All my science-fiction-reading life, as I said before, I’ve been a sucker for time travel stories and alternate history stories. This one’s a little of both. It begins in a world in which Tommy Bloome (except that he’s not, really), who is twenty years old in 1947, attempts to assassinate one of the fascist generals who runs the United States. He fails and is shot for his trouble -- but between the trigger being pulled and the bullet crashing into his forehead, a whole other story takes place. Tommy wakes up on the day of his birth, 4 July 1927, but he’s already twenty years old and remembers fully his earlier life. This time, he’ll get it right. This time, he has enough of a head-start to build a proper revolution. And he does, a Red revolution in 1934, following which he and his victorious colleagues form a Supreme Executive Committee (with Tommy as First Secretary) set about collectivizing and rationalizing the country. Of course, in the purges that follow, thousands must die, but maybe things are better. Or maybe not. Toward the end of the book, we find out that Tommy’s original world is one in which William Randolph Hearst died as a boy, but the significance of his absence is never explained. The characters -- Bloome; his best friend and earliest supporter, Bob Ennis; his wife, Rachel, who comes to hate him; his one necessary outsider, Arnold Lowery; his dark alter ego, John Durgas; the one woman, Nadine, who loved him before the revolution -- all are very nicely portrayed and developed, though the whole thing is a bit confusing at first, as each of them takes center-stage in turn. The world Eklund portrays is likewise well thought out and believable. And the writing style is striking -- Eklund’s usual high-quality work. But the book is ultimately unsatisfying. And I’m not sure why.
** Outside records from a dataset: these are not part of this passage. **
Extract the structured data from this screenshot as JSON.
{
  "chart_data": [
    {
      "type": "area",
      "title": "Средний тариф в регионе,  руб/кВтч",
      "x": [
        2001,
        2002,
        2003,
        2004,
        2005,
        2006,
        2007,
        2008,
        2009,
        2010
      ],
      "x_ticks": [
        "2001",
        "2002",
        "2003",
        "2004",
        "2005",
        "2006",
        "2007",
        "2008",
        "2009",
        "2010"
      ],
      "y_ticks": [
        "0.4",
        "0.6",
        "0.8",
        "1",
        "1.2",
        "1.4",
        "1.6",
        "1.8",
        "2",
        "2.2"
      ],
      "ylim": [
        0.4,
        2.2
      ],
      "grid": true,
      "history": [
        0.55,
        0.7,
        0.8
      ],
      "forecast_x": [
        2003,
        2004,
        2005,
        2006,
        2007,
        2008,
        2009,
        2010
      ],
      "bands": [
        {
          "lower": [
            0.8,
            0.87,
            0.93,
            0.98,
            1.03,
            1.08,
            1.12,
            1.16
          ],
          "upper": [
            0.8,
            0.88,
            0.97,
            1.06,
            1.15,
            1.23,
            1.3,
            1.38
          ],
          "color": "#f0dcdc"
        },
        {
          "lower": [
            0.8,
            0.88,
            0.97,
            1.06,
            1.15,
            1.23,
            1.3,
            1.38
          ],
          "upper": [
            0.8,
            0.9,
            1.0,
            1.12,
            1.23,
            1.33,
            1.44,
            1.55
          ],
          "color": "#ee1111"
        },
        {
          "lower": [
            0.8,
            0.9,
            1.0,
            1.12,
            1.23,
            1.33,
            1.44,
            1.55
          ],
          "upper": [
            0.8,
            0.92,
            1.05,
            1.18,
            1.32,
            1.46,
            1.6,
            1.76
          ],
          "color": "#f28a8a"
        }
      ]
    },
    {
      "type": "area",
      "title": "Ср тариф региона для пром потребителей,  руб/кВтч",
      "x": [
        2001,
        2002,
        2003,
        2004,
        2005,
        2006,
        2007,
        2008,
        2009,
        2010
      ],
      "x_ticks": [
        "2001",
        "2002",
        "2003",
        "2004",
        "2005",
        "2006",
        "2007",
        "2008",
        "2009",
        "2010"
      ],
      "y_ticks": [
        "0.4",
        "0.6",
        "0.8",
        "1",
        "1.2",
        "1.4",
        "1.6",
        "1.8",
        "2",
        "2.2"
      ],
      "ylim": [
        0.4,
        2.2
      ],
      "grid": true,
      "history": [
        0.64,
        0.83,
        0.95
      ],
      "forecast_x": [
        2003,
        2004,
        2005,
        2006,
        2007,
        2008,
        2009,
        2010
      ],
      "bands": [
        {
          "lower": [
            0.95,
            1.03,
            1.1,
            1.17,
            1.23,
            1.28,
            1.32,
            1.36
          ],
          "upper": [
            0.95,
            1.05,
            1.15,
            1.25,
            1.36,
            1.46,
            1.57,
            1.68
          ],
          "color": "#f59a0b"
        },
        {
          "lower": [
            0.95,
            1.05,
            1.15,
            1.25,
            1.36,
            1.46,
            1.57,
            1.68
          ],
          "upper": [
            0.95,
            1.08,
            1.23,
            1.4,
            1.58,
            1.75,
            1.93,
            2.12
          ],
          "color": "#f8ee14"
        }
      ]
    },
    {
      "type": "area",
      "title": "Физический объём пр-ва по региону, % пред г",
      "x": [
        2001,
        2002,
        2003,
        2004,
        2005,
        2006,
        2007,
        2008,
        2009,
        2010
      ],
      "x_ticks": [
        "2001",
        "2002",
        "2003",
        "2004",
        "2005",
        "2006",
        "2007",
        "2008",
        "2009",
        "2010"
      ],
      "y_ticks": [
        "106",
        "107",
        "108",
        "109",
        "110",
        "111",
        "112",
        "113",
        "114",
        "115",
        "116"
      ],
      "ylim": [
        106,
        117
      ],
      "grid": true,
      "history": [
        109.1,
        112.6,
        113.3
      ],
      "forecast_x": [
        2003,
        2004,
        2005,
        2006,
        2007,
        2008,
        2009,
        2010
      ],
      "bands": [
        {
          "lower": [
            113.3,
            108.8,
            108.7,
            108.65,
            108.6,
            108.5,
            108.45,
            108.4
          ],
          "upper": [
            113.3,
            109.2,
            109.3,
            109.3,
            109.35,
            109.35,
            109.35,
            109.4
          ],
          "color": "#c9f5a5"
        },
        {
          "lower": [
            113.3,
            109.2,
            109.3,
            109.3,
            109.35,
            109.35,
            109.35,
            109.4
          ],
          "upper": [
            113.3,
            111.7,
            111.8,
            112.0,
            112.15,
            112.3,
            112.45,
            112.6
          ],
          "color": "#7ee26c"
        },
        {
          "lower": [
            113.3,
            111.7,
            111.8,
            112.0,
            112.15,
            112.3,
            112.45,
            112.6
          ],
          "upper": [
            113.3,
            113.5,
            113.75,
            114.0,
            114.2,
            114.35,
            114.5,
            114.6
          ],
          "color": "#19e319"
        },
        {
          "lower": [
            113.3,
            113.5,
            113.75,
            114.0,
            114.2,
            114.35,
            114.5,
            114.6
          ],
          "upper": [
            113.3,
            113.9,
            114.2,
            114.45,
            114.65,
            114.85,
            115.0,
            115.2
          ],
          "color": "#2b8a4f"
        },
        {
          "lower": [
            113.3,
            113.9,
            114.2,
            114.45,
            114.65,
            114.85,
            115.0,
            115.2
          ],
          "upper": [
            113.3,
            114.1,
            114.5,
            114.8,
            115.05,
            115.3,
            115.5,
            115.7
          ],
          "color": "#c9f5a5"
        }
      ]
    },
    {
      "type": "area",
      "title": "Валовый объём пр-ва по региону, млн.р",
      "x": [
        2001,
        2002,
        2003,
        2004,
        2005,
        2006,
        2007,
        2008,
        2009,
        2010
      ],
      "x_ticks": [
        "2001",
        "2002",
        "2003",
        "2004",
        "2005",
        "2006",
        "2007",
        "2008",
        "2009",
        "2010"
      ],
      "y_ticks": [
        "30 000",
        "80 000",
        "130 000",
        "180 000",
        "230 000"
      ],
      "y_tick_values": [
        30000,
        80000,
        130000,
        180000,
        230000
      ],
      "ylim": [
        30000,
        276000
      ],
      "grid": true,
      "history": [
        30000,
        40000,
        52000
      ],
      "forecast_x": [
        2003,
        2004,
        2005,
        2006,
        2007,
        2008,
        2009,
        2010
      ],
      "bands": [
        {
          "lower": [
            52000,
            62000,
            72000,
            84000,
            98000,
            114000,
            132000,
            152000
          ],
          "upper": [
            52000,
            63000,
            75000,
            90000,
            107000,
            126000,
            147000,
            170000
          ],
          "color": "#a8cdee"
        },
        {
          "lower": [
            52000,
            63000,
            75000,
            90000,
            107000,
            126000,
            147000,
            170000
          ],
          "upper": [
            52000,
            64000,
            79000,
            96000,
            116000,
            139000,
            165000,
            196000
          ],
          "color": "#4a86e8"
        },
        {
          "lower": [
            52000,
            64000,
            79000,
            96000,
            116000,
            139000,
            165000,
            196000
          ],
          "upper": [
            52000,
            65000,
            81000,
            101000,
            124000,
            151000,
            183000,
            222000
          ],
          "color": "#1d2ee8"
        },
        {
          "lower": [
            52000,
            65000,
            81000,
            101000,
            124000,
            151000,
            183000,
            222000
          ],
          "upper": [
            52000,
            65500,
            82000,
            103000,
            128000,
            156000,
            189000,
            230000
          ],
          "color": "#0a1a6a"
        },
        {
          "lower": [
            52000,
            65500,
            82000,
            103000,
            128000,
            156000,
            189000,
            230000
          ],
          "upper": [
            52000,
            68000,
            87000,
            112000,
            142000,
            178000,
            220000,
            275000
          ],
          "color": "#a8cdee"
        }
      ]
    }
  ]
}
I found All Times Possible to be equally fascinating and frustrating with the start of every chapter. It was fascinating in the way that Gordon Eklund tells this story mainly through various third person limited points of view, getting in the heads of each of his characters in turn (with the notable exception of the enigmatic John Durgas). This allows for a great economy of storytelling, advancing both plot and character development in the space of a few lines of interior monologue.
It was frustrating almost for the same reason. Telling the story through so many points of view, it is almost necessary that Eklund have to jump back and forth in time and place. In one of our early views of the protagonist Tommy Bloome, we see him remembered as a young man some twenty years later by Nadine, his lover at the time. Although we get a good fleshing out of Tommy's character in this chapter, the reader is left to wonder what role Nadine will play in the rest of the story, (Spoiler:)
The plot itself seems to have some holes, but it is hard to tell due to the disjointed narrative. At the end of the book, the antagonist John Durgas drops a rather large plot point in the reader's lap which is not satisfactorily addressed, at least not in the remainder of the book. It may be that there are subtle clues scattered throughout the book, but I didn't find myself motivated to go in search of them. I have a guess as to the solution to the point Durgas brings up (Spoiler:), but no real textual evidence.
An interesting read, worth it for some masterful characterization, but a little weak on plot.
A story about trying to pull the strings of history. I regret my vague knowledge of Marxist historical theory, since I think that would have helped me understand the author's intent; nonetheless, it struck me as quite a good work of alternate history, more thoughtful than most entries in this often-trivial genre; narrated with skill, too, from multiple points of view. No longer than it needed to be.